Beckett (2002) defined a project as “a long term (several weeks) activity that involves a variety of individual or cooperative tasks” (p. 54). Projects involve not only gathering of information, but also “discussion of the information, problem solving, oral or written reporting, and display” and can be completed “outside the classroom in the students’ own time” (Hedge, 1993, p. 276). Project-based learning is largely group-based and relies on student input for its direction (Legutke & Thomas, 1991). Wurdinger, Harr, Hugg, and Bezon (2007) defined project-based learning as “a teaching method where teachers guide students through a problem solving process which includes identifying a problem, developing a plan, testing the plan against reality, and reflecting on the plan while in the process of designing and completing a project” (p. 151). According to Haines (1989), projects are activities in which “the students themselves play [a role] in the initial choice of subject matter and in the decisions related to appropriate working methods, the project timetable and the eventual ‘end product’” (p. 1).

Key Terms in this Chapter

Student-centered Learning: Also known as learner-centered learning; broadly encompasses methods of teaching that shift the focus of instruction from the teacher to the student.

Self-Efficacy: People's beliefs about their own capabilities to produce designated levels of performance.

Inquiry-Based Learning: By posing questions, problems or scenarios, learners will identify and research issues as well as questions in the learning process to develop their knowledge or solutions.

Self-Regulated Learning: Describes a process of taking control of and evaluating one's own learning and behavior.

Project-Based Learning, PBL: Refers to an instructional approach that teachers use multifaceted projects to guide students through a problem solving process as a central organizing strategy for teaching.

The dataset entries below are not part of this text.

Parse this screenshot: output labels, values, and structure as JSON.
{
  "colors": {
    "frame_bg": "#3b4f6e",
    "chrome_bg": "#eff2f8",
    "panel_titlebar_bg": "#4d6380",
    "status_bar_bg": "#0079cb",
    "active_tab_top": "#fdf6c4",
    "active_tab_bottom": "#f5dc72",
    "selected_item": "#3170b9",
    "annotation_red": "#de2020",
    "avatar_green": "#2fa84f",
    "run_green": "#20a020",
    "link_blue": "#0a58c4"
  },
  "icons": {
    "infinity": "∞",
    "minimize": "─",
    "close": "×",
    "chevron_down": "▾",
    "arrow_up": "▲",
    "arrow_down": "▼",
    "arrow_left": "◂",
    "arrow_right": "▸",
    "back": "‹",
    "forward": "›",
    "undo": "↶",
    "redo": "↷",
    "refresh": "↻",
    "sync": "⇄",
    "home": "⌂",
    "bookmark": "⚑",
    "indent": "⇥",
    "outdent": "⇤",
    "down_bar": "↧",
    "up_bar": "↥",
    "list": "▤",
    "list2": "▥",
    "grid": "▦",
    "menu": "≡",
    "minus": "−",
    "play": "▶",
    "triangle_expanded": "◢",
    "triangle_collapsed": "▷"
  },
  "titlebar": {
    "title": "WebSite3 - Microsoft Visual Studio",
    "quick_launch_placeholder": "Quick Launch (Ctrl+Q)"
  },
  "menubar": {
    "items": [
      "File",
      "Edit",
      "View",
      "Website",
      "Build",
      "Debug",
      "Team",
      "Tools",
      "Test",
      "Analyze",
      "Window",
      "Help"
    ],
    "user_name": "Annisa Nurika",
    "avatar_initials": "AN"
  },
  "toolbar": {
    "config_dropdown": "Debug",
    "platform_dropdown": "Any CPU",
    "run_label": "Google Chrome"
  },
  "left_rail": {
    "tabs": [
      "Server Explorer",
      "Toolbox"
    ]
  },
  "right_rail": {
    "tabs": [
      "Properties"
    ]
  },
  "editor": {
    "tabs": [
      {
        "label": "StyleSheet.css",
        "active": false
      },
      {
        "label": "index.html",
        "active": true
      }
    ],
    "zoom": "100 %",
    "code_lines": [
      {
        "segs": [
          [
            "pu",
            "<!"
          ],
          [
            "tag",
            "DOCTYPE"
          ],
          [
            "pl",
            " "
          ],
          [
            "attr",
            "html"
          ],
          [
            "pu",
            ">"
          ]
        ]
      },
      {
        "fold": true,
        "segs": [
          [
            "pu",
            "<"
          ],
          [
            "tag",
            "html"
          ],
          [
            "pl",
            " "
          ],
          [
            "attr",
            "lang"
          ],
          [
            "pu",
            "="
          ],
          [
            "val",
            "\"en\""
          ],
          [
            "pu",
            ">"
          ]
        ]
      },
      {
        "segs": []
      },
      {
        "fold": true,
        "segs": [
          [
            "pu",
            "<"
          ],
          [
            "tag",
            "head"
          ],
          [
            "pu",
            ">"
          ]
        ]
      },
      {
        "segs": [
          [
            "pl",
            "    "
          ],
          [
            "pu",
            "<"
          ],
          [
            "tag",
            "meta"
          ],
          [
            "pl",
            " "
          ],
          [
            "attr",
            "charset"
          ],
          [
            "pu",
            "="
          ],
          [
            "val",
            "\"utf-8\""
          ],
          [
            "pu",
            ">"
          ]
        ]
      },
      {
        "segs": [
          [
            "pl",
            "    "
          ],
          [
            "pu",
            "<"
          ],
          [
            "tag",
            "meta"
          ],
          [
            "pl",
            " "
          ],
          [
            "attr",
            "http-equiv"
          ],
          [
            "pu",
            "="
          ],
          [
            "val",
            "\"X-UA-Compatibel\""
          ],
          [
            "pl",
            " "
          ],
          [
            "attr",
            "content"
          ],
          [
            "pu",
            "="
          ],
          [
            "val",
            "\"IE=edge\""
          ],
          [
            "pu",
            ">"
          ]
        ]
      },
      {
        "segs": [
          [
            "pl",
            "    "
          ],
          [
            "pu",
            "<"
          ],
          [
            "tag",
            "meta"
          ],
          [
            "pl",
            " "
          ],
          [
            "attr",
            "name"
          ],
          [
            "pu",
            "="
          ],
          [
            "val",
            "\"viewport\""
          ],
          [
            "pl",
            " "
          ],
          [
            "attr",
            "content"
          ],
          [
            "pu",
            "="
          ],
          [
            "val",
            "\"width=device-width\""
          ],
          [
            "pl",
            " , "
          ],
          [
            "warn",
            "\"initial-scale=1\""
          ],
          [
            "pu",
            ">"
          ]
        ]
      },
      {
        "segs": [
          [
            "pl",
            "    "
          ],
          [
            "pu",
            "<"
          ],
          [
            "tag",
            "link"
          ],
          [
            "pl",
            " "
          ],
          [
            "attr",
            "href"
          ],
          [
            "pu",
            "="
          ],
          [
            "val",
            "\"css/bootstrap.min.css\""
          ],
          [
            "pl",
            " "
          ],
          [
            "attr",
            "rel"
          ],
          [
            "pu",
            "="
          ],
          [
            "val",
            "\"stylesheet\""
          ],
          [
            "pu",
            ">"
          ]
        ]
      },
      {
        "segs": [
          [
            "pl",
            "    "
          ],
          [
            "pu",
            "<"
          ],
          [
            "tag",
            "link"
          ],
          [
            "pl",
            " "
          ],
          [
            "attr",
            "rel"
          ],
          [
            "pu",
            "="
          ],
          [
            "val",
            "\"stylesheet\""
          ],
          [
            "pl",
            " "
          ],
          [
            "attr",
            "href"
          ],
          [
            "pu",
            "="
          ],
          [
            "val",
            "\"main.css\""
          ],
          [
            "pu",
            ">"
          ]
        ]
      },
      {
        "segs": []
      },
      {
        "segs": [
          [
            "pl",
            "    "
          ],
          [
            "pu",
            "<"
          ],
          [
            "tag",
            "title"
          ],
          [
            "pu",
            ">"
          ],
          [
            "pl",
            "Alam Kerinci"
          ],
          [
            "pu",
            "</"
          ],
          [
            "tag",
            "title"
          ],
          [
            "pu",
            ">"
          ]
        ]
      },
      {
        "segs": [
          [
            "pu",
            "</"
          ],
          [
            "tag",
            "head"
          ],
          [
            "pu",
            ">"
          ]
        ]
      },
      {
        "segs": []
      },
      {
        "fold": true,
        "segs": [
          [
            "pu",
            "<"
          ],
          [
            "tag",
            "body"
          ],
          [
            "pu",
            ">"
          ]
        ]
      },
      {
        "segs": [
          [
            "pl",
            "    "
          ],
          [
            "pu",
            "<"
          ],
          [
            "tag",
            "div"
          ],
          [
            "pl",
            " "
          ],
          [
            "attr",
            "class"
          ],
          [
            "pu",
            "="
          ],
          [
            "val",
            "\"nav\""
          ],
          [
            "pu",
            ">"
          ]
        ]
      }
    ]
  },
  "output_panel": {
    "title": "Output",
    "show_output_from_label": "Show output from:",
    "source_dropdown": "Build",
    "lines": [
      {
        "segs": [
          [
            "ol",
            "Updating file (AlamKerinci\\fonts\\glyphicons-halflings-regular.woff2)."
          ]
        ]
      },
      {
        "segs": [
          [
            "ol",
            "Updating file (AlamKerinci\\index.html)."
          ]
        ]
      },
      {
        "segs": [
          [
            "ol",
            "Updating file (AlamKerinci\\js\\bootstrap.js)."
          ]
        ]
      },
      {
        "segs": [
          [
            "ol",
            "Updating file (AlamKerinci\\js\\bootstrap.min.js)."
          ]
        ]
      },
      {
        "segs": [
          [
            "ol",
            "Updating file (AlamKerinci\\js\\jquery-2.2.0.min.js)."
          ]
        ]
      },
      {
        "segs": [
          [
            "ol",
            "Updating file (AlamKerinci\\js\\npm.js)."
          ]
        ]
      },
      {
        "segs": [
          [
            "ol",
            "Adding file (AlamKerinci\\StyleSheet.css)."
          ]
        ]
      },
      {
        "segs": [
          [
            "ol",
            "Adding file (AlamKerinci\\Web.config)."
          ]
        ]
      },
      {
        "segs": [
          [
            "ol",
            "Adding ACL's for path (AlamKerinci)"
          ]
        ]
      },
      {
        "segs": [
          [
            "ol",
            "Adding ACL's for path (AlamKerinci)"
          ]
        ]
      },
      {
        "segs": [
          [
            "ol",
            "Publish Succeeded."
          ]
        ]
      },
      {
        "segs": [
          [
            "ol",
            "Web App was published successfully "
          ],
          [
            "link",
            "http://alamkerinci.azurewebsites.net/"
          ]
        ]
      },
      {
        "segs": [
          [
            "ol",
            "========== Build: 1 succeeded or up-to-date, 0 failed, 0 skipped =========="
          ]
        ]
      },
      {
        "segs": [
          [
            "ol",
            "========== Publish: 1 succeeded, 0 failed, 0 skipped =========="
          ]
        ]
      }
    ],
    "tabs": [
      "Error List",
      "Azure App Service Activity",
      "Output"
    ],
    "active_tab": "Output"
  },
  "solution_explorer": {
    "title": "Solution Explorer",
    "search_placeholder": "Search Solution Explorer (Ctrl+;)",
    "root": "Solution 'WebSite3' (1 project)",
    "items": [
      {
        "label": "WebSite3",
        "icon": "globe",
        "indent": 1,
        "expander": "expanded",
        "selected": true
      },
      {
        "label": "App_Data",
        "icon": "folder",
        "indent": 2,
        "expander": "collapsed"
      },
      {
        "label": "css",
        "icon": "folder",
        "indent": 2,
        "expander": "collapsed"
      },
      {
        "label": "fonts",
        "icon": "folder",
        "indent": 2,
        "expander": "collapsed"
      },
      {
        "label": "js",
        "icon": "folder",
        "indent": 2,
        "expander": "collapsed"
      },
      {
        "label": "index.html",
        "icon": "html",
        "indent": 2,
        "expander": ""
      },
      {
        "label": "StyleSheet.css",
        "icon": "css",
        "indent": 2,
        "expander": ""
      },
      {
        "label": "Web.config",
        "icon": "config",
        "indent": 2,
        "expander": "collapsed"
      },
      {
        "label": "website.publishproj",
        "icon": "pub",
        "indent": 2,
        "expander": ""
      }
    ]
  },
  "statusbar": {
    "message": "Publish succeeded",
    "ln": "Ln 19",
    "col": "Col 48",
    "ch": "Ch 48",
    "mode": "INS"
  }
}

Scaffolding: As an instructional support, it can be characterized as indirect guidance then fading. Scaffolding does not explicitly direct students; rather, it provides the guidance toward the completion of a learning task.

Problem-Based Learning: Refers to an instructional approach using appropriate problems to increase students’ knowledge and understanding about a subject that allows for the development of other desirable skills and attributes.